Salvatore è stato il breviario di tutti i peccati degli italiani. Se ne accorgerà il 2 agosto del 1993. Gigi Lentini ha un incidente con la sua Porsche gialla. Aveva forato una gomma e si era fatto mettere un ruotino dal benzinaio. Solo che non aveva smesso di correre. Il calciatore viene sbalzato via, rompe il parabrezza, è vivo per miracolo. La stampa trova però più interessante un altro dettaglio. Lentini, infatti, doveva incontrarsi con Rita Bonaccorso. Che poi era la moglie di Schillaci. I due erano in crisi ormai da tempo e si stavano per lasciare. Tanto che Boniperti in persona si era presentato a casa loro per cercare di salvare quel matrimonio. Ai giornali non interessa. In un Paese che ama spiare gli altri dal buco della serratura quella storia fa notizia. Così viene ripresa ed eternata. Ancora e ancora e ancora. Fino allo sfinimento. “Prima mi chiamavano terrone – dice – ora mi urlano anche cornuto“.
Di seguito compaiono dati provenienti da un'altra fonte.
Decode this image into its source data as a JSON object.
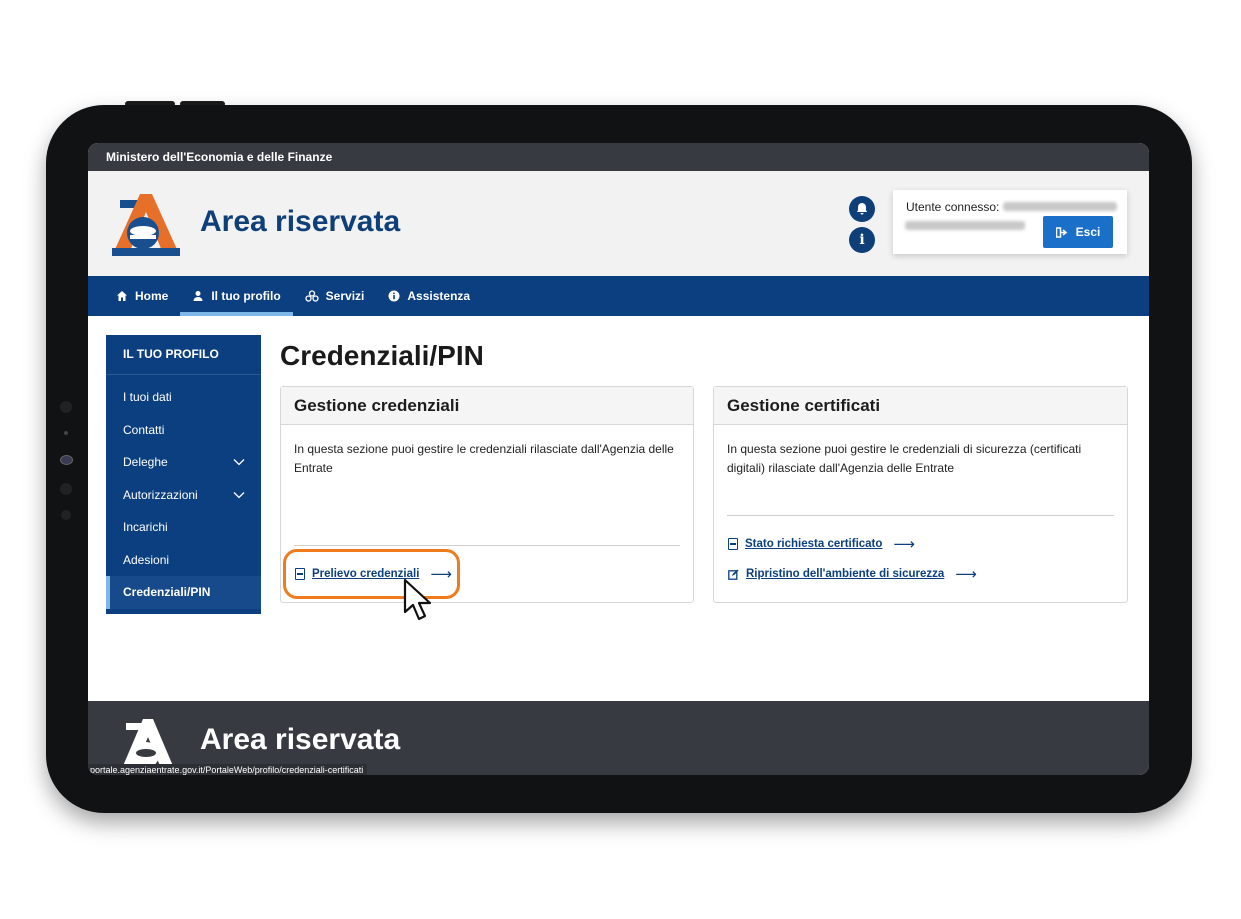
{
  "ministry_bar": {
    "text": "Ministero dell'Economia e delle Finanze"
  },
  "header": {
    "title": "Area riservata",
    "user_label": "Utente connesso:",
    "logout_label": "Esci",
    "notification_icon": "bell-icon",
    "info_icon": "info-icon"
  },
  "nav": {
    "items": [
      {
        "label": "Home",
        "icon": "home-icon"
      },
      {
        "label": "Il tuo profilo",
        "icon": "user-icon",
        "active": true
      },
      {
        "label": "Servizi",
        "icon": "services-icon"
      },
      {
        "label": "Assistenza",
        "icon": "info-icon"
      }
    ]
  },
  "sidebar": {
    "heading": "IL TUO PROFILO",
    "items": [
      {
        "label": "I tuoi dati"
      },
      {
        "label": "Contatti"
      },
      {
        "label": "Deleghe",
        "expandable": true
      },
      {
        "label": "Autorizzazioni",
        "expandable": true
      },
      {
        "label": "Incarichi"
      },
      {
        "label": "Adesioni"
      },
      {
        "label": "Credenziali/PIN",
        "active": true
      }
    ]
  },
  "main": {
    "title": "Credenziali/PIN",
    "cards": [
      {
        "title": "Gestione credenziali",
        "text": "In questa sezione puoi gestire le credenziali rilasciate dall'Agenzia delle Entrate",
        "links": [
          {
            "label": "Prelievo credenziali",
            "icon": "document-icon"
          }
        ]
      },
      {
        "title": "Gestione certificati",
        "text": "In questa sezione puoi gestire le credenziali di sicurezza (certificati digitali) rilasciate dall'Agenzia delle Entrate",
        "links": [
          {
            "label": "Stato richiesta certificato",
            "icon": "document-icon"
          },
          {
            "label": "Ripristino dell'ambiente di sicurezza",
            "icon": "edit-icon"
          }
        ]
      }
    ]
  },
  "footer": {
    "title": "Area riservata"
  },
  "status_bar": {
    "url": "portale.agenziaentrate.gov.it/PortaleWeb/profilo/credenziali-certificati"
  },
  "colors": {
    "brand_blue": "#0b3f7f",
    "accent_orange": "#ee7c1f",
    "button_blue": "#1a6fc9"
  }
}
Totò l’anti-italiano, dunque. Ma anche l’anti-eroe che per un mese ha rischiato di unire davvero il Paese. Erano le notti magiche e Schillaci si era travestito da uomo della provvidenza. Gol all’Austria. Gol alla Cecoslovacchia. Gol all’Uruguay. Gol all’Irlanda. L’Olimpico aveva iniziato a urlare il suo nome. Ma il motivetto era cambiato. “Sai chi è quel giocatore che gioca al calcio meglio di Pelè? Totò, Totò Schillaci”. Un idillio così perfetto da non poter essere duraturo. La sua vita da eterno straniero si completa in semifinale. Si gioca a Napoli, la casa di Maradona che per novanta minuti diventa la casa dell’Argentina. Totò segna ancora. Il terrone diventa il “Salvatore della patria“. Poi arrivano l’uscita a vuoto di Zenga e la maledizione dei rigori. I suoi occhi spiritati si allagano di lacrime. Il sogno azzurro diventa incubo in un secondo. Schillaci non è più una speranza, ma un’illusione. Una circostanza che in molti gli hanno rinfacciato. Senza un briciolo di gratitudine.